If the enemy could cut them off from their equipment, their tents, their supply—they would be in a very grave situation, in which many of them would never survive retreat and regrouping near Henas’amef. It was not a risk to run lightly, to have the men lighter-armed, because there had been incursions such as Caswyddian’s, and the Regent had camped at Althalen completely unknown to men searching the hills. It was rough land out there. Tristen warned that Aséyneddin did know their intent and their schedule, and they were racing with all the skill and strength they had against an enemy doing the same with the help of Tristen’s mysterious enemy, an enemy capable of killing Mauryl Gestaurien, chilling thought.

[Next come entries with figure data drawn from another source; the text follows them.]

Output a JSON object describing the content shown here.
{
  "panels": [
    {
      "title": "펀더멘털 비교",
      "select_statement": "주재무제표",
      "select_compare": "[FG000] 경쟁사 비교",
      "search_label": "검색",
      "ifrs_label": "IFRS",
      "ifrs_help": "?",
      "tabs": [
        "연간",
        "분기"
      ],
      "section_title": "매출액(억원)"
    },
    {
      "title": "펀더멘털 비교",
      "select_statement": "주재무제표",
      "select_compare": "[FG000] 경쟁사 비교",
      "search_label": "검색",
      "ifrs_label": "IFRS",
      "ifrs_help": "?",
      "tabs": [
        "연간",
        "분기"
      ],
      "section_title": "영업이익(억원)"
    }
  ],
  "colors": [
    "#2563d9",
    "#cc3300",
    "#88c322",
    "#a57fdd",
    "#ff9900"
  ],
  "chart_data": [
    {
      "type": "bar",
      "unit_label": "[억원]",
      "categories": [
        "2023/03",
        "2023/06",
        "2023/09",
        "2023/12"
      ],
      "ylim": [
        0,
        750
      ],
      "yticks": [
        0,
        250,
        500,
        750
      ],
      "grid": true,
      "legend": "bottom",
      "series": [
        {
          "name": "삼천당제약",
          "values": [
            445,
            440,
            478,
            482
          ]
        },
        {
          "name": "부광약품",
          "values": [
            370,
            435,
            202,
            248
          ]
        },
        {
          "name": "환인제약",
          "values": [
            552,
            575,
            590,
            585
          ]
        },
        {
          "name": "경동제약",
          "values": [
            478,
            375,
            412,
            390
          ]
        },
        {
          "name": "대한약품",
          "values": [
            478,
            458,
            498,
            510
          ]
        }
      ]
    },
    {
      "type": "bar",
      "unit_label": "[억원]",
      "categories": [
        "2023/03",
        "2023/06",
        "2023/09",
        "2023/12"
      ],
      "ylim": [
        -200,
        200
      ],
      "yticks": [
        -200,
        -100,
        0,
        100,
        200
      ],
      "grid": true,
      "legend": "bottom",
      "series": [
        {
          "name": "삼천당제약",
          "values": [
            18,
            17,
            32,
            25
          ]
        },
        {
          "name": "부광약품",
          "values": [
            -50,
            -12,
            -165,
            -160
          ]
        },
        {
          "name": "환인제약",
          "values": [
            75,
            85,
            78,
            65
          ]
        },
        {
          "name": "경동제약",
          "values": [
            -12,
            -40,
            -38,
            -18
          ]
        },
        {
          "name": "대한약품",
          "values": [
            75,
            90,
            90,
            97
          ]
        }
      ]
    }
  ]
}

They had to start earlier tomorrow morning. They had to reach Lord Tasien’s encampment at Emwy Bridge in order to hold Aséyneddin in Elwynor; at very least, if they were too late, they had to do something to keep from meeting As6yneddin on ground As6yneddin or his wizardly ally chose.

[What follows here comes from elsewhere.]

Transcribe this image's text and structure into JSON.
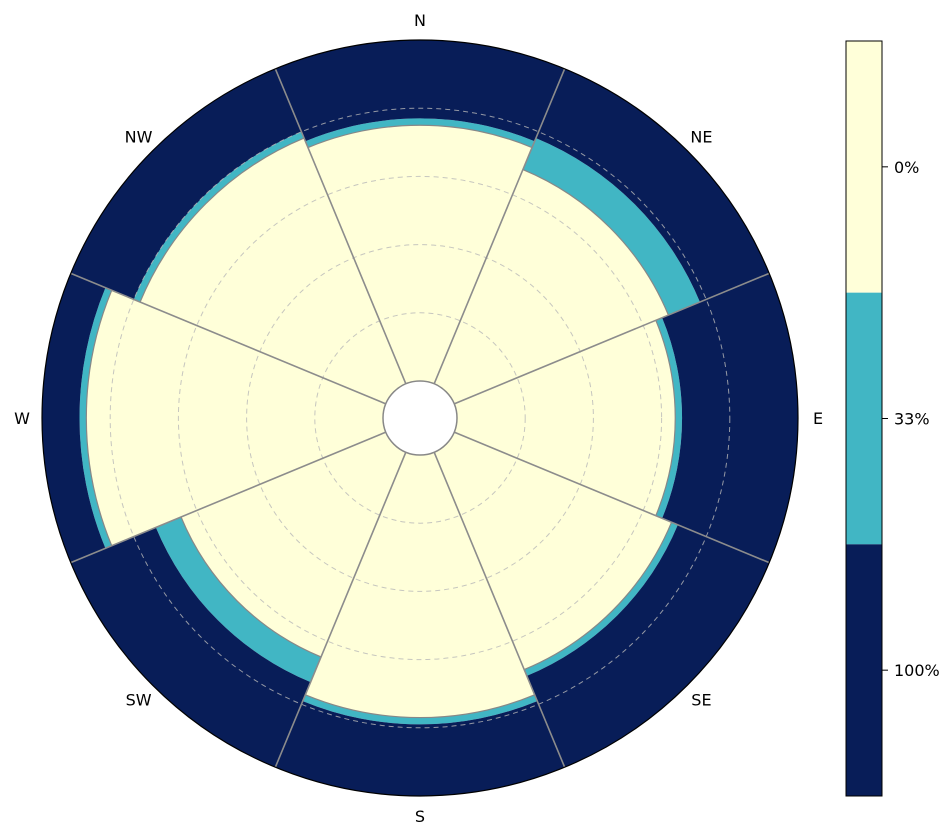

Wizardry. Sorcery, rather. It was the first time he had ever used that word advisedly; if it ever applied, that dark art which Emuin had named in the necessary lessons of a prince of a land with such a history, it should apply to this ghost, this—whatever it was that Tristen feared.

But they faced mortal enemies too, and it would be fatal to panic, to tire his forces, or wear down either the horses the heavy horsemen used for travel, or the warhorses who would, over much shorter distance and under all the weight of their armor, carry them into battle. Nor dared he have wagons and draft teams broken down under rushed and imprudent handling: that would be as fatal as losing them to the enemy.

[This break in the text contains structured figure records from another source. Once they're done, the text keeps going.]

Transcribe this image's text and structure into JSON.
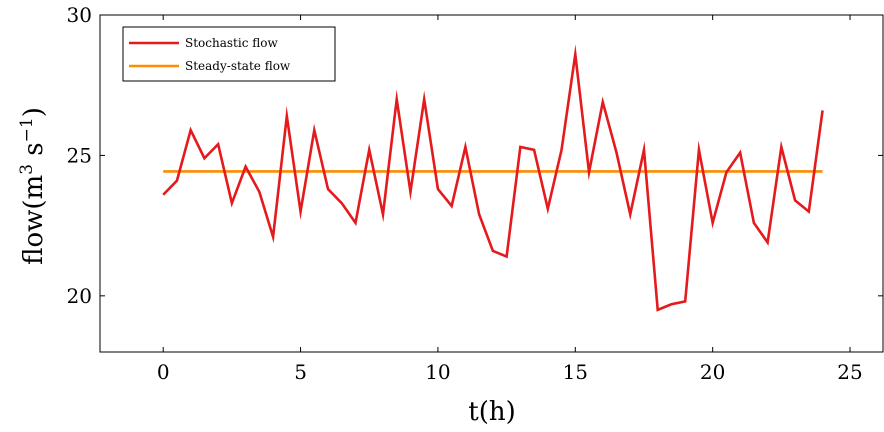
{
  "chart_data": {
    "type": "line",
    "xlabel": "t(h)",
    "ylabel": {
      "base": "flow(m",
      "sup1": "3",
      "mid": " s",
      "sup2": "−1",
      "end": ")"
    },
    "xlim": [
      -2.3,
      26.2
    ],
    "ylim": [
      18.0,
      30.0
    ],
    "x_ticks": [
      0,
      5,
      10,
      15,
      20,
      25
    ],
    "y_ticks": [
      20,
      25,
      30
    ],
    "grid": false,
    "legend_position": "top-left",
    "series": [
      {
        "name": "Stochastic flow",
        "color": "#e41a1c",
        "x": [
          0,
          0.5,
          1,
          1.5,
          2,
          2.5,
          3,
          3.5,
          4,
          4.5,
          5,
          5.5,
          6,
          6.5,
          7,
          7.5,
          8,
          8.5,
          9,
          9.5,
          10,
          10.5,
          11,
          11.5,
          12,
          12.5,
          13,
          13.5,
          14,
          14.5,
          15,
          15.5,
          16,
          16.5,
          17,
          17.5,
          18,
          18.5,
          19,
          19.5,
          20,
          20.5,
          21,
          21.5,
          22,
          22.5,
          23,
          23.5,
          24
        ],
        "y": [
          23.6,
          24.1,
          25.9,
          24.9,
          25.4,
          23.3,
          24.6,
          23.7,
          22.1,
          26.4,
          23.0,
          25.9,
          23.8,
          23.3,
          22.6,
          25.2,
          22.9,
          27.0,
          23.7,
          27.0,
          23.8,
          23.2,
          25.3,
          22.9,
          21.6,
          21.4,
          25.3,
          25.2,
          23.1,
          25.2,
          28.6,
          24.4,
          26.9,
          25.1,
          22.9,
          25.2,
          19.5,
          19.7,
          19.8,
          25.2,
          22.6,
          24.4,
          25.1,
          22.6,
          21.9,
          25.3,
          23.4,
          23.0,
          26.6
        ]
      },
      {
        "name": "Steady-state flow",
        "color": "#ff8c00",
        "x": [
          0,
          24
        ],
        "y": [
          24.43,
          24.43
        ]
      }
    ]
  }
}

He looked across at Tristen to ask what he thought.., and saw that Tristen gazed as often he did toward the west, toward Marna.

Toward Ynefel, Cefwyn thought. Now the nature of Tristen’s lapses seemed transparent, which they had never been to this degree before, with walls to mask their direction.

“If it will satisfy you,” Cefwyn said to him, fearing that attention of his to the west, “once we have settled with the Elwynim matter, next spring, I shall agree we must concern ourselves with Ynefel. So I plead with you, my friend, as you swore to be my friend, delay what you can  delay. Sovrag’s boats can provide you and what forces you need a safe way to Ynefel, if go you must. No walking that end of Marna. You may have done it once under Mauryl’s protection, but never think of going there alone. Never think of leaving us. I shall stand by you at your need—but now I have need of you. You are my eyes toward that enemy.